Islam Nusantara sebagai Branding Indonesia

Syaprin ZahidiOleh :
Syaprin Zahidi, MA
Dosen Pada Prodi Hubungan Internasional Universitas Muhammadiyah Malang

Dalam beberapa bulan terakhir ini term “Islam Nusantara” menjadi topik yang hangat diperbincangkan oleh berbagai kalangan. Hal ini mencuat pertama kali ketika peringatan Israk Mikraj diadakan di Istana Negara pada 15 Mei 2015 dan pembacaan ayat Alqurannya menggunakan langgam nusantara yang dalam peringatan tersebut langgamnya adalah langgam Jawa. Sejak saat itu, pro-kontra mengenai Islam Nusantara yang coba diusung oleh Pemerintah Indonesia menimbulkan perdebatan yang cukup hangat didalam negeri.
Dalam tulisan ini penulis tidak mencoba untuk menyoroti pro kontra mengenai Islam Nusantara tersebut. Namun, hal yang coba penulis amati adalah upaya pemerintah Indonesia untuk mengenalkan kekhasan yang dimiliki oleh Indonesia berkaitan dengan Islam yaitu Islam Nusantara. Dalam perspektif Hubungan Internasional apa yang dilakukan oleh pemerintah Indonesia ini apa lagi diawali pada peringatan Isra’ Mi’raj yang dihadiri oleh para Duta Besar negara-negara sahabat tersebut menjadi upaya state branding yang dilakukan oleh pemerintah Indonesia.
State Branding sendiri dapat dimaknai sebagai usaha yang dilakukan oleh suatu negara untuk membangun dan menjaga citranya secara holistik. Pembentukan citra suatu negara baik secara internal maupun eksternal yang berbasis pada nilai yang positif yang dimiliki negara tersebut diharapkan akan membuat negara tersebut memiliki posisi yang baik diantara negara-negara lain didunia. Apa yang dilakukan oleh pemerintahan Jokowi sendiri dapat dimaknai sebagai state branding yang berusaha dilakukan oleh Indonesia dengan ciri khasnya yaitu “Islam Nusantara”.

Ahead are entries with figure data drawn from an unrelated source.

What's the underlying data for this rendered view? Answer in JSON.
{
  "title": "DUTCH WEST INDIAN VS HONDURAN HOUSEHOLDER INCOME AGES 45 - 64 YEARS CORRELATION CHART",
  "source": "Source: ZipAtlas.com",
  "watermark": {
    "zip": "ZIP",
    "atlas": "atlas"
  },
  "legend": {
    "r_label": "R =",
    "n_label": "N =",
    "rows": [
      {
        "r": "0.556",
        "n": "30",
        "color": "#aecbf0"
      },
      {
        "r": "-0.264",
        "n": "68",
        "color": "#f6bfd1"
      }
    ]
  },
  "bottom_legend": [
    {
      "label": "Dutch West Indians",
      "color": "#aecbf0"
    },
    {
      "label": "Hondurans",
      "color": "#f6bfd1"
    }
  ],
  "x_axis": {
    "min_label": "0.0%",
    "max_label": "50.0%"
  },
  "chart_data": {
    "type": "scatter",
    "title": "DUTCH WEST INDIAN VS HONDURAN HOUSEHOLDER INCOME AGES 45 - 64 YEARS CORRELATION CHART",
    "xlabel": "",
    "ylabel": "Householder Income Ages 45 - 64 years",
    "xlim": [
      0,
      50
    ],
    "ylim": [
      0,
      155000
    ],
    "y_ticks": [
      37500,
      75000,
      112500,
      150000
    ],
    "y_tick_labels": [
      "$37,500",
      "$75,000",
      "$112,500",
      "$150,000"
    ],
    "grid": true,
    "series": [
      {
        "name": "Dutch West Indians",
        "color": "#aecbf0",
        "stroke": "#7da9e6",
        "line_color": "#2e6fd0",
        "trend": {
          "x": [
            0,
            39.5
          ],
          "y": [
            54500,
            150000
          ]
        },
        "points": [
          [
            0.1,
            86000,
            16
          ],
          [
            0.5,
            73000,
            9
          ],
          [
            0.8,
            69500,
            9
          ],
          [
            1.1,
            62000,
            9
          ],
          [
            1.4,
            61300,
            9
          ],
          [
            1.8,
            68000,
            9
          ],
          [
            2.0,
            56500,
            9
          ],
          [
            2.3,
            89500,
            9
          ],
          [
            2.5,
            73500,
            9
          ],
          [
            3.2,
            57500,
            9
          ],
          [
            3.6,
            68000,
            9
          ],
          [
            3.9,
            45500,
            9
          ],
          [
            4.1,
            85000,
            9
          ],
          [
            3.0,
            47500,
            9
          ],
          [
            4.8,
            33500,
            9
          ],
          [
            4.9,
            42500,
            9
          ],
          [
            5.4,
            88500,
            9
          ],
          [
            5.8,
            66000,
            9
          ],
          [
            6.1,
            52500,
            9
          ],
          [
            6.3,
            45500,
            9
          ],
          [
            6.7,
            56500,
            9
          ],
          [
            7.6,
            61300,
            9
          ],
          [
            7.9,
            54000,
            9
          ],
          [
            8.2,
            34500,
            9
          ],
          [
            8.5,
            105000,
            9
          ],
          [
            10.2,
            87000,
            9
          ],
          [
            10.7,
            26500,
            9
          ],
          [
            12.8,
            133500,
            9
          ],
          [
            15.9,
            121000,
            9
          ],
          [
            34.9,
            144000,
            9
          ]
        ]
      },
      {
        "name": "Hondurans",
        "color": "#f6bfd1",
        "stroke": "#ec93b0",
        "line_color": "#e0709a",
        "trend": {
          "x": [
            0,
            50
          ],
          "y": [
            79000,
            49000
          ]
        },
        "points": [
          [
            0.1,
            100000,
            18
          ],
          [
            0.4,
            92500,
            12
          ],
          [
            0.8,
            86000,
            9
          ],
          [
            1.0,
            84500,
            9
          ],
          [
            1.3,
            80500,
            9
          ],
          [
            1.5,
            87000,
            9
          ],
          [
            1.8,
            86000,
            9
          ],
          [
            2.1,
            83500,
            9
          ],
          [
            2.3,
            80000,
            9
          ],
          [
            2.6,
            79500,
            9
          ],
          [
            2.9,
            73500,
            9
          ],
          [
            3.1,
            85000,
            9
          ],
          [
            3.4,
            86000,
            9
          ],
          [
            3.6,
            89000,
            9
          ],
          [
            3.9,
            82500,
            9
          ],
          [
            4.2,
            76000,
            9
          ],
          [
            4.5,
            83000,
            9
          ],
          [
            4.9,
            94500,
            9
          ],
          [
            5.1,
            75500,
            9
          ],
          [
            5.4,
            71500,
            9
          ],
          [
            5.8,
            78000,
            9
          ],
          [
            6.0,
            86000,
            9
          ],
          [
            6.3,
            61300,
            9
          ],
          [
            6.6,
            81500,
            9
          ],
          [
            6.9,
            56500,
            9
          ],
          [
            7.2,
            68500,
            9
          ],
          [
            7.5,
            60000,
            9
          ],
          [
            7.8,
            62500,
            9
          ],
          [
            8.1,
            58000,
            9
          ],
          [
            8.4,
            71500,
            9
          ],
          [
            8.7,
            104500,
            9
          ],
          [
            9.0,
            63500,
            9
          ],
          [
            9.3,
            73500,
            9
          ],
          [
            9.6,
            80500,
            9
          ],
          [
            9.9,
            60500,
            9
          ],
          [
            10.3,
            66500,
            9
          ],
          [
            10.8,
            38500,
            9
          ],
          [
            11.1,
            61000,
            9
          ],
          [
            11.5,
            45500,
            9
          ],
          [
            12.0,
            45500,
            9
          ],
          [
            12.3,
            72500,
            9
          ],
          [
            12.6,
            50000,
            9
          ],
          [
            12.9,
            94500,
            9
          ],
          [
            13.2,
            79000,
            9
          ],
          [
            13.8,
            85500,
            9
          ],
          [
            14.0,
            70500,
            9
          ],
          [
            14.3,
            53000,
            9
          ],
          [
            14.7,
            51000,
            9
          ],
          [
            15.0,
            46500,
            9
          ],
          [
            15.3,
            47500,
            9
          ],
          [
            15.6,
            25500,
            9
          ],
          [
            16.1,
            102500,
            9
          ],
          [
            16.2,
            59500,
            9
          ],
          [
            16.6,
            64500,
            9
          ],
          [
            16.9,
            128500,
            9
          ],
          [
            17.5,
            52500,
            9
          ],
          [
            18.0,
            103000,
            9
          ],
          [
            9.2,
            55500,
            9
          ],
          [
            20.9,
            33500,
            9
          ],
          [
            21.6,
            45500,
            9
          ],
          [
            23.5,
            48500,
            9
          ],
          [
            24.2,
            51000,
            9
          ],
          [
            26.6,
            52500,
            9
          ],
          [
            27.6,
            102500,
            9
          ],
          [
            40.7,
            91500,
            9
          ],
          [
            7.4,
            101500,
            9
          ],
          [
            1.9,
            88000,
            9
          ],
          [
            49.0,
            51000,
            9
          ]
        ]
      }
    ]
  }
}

Islam Nusantara ini sendiri diformulasikan oleh pemerintahan Jokowi sebagai suatu usaha dari pemerintahannya untuk melepaskan diri dari semangat ketertutupan yang selama ini dibawa oleh kelompok ekstremisme ke Indonesia.hal tersebut diungkapkan oleh Presiden Jokowi dalam acara pembukaan Munas Ulama Pengurus Besar Nahdlatul Ulama di Masjid Istiqlal, Minggu (14/6). Dalam acara pembukaan tersebut Presiden Jokowi menjabarkan pendapatnya bahwa Islam Nusantara sebenarnya sudah mengakar dalam kehidupan muslim di Indonesia. Islam Nusantara ini sendiri memiliki pengaruh besar pada persatuan dan kesatuan Republik Indonesia disisi lain menurut Presiden Jokowi juga Islam nusantara dapat menjadi kekuatan untuk melawan pengaruh ekstrim dari kelompok-kelompok militan Islam di Indonesia.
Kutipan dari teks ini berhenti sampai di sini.